At some point between 1919 and 1920, Napoleon Morrissey’s decayed body is found in the woods near Little No Horse reservation, shocking the community. Father Damien conducts an investigation and finds that Napoleon has been strangled with a barbed-wire rosary. Later, in a moment of private reflection, the priest deduces that the rosary would have inflicted painful wounds on the hands of the murderer.

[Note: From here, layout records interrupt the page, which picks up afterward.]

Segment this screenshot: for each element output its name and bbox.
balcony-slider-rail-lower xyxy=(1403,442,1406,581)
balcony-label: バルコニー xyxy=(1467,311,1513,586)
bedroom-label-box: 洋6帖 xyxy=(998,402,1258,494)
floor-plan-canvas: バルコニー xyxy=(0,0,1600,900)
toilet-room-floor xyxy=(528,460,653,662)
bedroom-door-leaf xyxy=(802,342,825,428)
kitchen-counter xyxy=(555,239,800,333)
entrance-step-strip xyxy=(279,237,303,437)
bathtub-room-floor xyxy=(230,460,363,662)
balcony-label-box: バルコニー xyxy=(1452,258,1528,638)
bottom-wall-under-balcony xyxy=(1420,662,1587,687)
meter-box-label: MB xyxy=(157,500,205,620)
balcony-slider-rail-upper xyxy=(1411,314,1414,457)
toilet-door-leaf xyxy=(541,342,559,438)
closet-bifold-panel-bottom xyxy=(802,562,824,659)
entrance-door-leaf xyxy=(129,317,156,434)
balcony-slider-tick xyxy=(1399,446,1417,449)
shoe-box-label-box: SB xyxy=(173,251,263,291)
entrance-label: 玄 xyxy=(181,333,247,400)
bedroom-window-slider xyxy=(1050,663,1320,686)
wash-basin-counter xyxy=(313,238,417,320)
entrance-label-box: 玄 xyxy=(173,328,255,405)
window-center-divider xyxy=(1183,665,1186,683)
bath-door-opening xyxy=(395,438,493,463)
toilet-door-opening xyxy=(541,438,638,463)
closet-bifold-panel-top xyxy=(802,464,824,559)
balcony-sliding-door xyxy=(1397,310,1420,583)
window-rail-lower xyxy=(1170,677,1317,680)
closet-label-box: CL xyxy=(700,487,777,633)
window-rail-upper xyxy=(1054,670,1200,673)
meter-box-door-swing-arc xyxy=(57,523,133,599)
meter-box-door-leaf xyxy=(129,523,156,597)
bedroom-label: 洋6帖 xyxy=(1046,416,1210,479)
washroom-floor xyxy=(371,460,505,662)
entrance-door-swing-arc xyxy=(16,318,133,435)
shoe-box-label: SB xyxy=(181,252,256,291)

At Napoleon’s funeral service, tensions between opposing tribal factions explode when Margaret Kashpaw arrives and deliberately provokes Bernadette Morissey, Napoleon’s sister, by insinuating that the late Napoleon sexually abused both Mary Kashpaw and Pauline Puyat. This provocation enrages Bernadette, who was in charge of Mary at the time. Bernadette responds with outrage, but in her private thoughts, she acknowledges that her brother did indeed commit those crimes and had once “taken advantage of her too” (165). The funeral erupts into a violent brawl between the Kashpaw/Pillager and Morrissey/Lazarre factions of the Ojibwe community.
Watching the drama unfold in her role as a priest, Agnes sees the turmoil as a test for Father Damien, thinking to herself, “Was her priest to be driven from his own church?” (167). In this moment, she rallies, and Damien dramatically intervenes by leaping onto the coffin and declaring that his behavior is no more disrespectful than that of the entire congregation.